I am new to working in CUDA and I’m working on porting a DSP application. Hurray to CUDA!

I’m looking at the simpleCUFFT example and I was wondering regarding the complex multiplication step…

First, the purpose of the example is to apply convolution using the FFT. The input signal and the filter response vectors (arrays if you wish) are both padded (look up the book “Numerical Recipes in C” to understand how and why it is done the way it is…), then forward FFT is applied. The two (complex valued) vectors are then point-wise multiplied with each other. The resulting vector is then inverse FFT’d and so magically gives you the output of the filter response.

What I am curious about is how they implement the pointwise multiplication using a kernel launch. Simple code… The code is below.

...

// kernel launch

 ComplexPointwiseMulAndScale<<<32, 256>>>(d_signal, d_filter_kernel, new_size, 1.0f / new_size);

...

// Complex pointwise multiplication

static __global__ void ComplexPointwiseMulAndScale(Complex* a, const Complex* b, int size, float scale)

{

    const int numThreads = blockDim.x * gridDim.x;

    const int threadID = blockIdx.x * blockDim.x + threadIdx.x;

    for (int i = threadID; i < size; i += numThreads)

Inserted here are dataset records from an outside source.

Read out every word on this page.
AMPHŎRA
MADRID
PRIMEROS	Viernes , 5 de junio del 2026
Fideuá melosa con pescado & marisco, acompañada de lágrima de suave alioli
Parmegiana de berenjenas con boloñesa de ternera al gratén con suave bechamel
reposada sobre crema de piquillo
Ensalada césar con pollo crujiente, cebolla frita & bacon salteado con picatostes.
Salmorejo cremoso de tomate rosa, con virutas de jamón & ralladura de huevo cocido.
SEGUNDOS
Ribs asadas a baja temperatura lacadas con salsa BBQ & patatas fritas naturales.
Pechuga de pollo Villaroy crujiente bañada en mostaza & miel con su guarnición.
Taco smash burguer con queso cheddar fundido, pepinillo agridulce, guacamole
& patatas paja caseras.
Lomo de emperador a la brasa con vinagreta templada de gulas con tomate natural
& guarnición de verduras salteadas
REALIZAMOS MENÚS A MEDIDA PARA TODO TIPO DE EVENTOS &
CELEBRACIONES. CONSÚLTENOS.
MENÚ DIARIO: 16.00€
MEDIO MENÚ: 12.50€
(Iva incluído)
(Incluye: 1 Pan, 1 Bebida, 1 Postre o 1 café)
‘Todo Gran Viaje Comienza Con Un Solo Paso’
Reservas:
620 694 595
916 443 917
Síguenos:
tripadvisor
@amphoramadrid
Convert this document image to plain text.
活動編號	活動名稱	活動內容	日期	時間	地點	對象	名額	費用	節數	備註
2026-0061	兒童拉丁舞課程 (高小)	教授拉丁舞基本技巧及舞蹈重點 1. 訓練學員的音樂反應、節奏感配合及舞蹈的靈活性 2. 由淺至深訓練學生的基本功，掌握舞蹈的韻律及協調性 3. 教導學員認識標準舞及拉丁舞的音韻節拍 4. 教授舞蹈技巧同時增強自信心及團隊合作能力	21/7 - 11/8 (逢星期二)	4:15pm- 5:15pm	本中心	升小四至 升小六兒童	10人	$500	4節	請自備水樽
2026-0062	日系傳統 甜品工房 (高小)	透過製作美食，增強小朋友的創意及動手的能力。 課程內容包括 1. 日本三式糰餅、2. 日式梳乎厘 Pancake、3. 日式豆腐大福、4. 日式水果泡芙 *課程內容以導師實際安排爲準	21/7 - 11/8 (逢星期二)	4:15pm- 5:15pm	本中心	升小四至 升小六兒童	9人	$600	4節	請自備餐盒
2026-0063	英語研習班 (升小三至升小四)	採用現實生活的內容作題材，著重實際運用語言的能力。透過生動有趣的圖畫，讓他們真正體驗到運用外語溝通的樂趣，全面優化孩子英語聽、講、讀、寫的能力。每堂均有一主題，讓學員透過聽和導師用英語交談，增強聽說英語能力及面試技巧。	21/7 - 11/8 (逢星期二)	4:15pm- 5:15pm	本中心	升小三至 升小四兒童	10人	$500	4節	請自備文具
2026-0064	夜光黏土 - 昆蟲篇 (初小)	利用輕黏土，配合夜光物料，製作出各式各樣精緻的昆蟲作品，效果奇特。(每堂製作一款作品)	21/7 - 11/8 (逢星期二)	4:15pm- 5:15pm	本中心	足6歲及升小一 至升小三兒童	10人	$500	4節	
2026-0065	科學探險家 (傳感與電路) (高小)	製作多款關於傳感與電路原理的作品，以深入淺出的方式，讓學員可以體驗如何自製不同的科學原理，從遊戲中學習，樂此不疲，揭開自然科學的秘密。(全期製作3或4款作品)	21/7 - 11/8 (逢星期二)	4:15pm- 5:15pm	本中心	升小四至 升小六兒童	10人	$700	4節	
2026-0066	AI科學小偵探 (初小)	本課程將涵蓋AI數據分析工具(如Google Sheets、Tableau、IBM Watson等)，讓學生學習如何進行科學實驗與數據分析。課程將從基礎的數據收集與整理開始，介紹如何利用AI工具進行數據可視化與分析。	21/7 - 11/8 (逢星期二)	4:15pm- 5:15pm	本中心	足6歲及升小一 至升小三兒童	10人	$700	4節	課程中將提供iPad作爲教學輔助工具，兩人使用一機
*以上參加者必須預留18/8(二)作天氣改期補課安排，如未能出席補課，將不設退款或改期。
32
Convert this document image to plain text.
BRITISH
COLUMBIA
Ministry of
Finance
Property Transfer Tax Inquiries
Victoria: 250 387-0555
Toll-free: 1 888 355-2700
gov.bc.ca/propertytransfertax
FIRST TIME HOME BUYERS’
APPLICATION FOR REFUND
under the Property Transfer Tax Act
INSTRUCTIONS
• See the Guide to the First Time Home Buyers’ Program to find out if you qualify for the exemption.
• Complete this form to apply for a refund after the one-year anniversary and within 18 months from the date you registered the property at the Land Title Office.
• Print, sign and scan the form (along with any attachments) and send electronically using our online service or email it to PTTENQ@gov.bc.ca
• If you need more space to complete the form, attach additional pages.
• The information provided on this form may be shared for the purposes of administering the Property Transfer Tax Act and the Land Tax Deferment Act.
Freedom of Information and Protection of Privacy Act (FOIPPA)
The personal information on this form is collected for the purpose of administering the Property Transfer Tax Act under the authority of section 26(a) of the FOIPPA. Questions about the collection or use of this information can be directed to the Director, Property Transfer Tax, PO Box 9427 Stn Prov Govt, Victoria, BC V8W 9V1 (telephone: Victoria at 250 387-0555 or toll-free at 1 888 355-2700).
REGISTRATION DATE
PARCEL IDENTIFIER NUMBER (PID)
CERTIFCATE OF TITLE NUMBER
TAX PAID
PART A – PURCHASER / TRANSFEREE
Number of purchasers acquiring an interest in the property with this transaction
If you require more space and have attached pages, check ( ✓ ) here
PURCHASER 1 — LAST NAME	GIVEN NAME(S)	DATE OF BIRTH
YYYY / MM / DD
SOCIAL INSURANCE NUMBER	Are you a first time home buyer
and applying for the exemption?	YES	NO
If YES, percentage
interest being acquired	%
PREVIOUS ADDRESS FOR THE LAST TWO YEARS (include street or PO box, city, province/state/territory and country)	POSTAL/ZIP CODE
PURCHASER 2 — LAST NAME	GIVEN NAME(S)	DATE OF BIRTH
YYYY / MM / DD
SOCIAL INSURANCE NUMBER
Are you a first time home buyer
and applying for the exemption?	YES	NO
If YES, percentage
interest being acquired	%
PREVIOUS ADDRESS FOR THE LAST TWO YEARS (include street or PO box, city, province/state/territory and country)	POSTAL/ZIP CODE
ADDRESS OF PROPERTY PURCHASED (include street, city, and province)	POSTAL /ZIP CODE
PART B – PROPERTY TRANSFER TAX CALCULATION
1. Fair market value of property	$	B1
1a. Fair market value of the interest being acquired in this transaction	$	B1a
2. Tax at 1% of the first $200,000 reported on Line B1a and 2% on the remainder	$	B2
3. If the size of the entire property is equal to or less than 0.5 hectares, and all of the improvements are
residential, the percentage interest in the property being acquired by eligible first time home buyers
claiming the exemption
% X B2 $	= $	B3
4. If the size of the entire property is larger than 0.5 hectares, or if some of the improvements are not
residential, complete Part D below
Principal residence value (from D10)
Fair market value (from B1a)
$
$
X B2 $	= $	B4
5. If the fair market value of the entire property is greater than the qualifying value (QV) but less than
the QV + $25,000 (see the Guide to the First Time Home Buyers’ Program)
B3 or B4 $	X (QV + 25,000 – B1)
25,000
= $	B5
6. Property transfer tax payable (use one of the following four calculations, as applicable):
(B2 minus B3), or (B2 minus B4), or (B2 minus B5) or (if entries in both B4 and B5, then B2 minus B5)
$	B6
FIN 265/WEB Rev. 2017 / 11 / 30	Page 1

        a[i] = ComplexScale(ComplexMul(a[i], b[i]), scale);     

}

What I am not sure about is how they decided to launch 32 blocks and 256 threads per block. These numbers dont seem to relate to the size of the original input vector nor the filter response vector. However, it seems to me that the for loop condition (i < size) protects the threads from accessing non-existant data. Is this true? I’m new to working with threads so the way in which the job is distributed among the threads isn’t entirely clear…

The structure itself has nothing to do with FFT

say you have 4 threads an 13 elements. Just imagine as if the 13 elements are arranged in 4 columns

0 1 2 3
4 5 6 7
8 9 10 11
12

Thread x would only process the xth column. After each iteration it processes the next point in the same column. That’s why i is incremented by number of threads (number of columns). When i is greater than the vector size, it aborts. That’s it. No matter how big the vector is, this structure always handles well.

cool. so basically its just getting a whole bunch of workers and splitting the job between them. Is there a way in order to optimize the number of blocks and threads relative to the number of MPs in the hardware? How can I pick “good” numbers?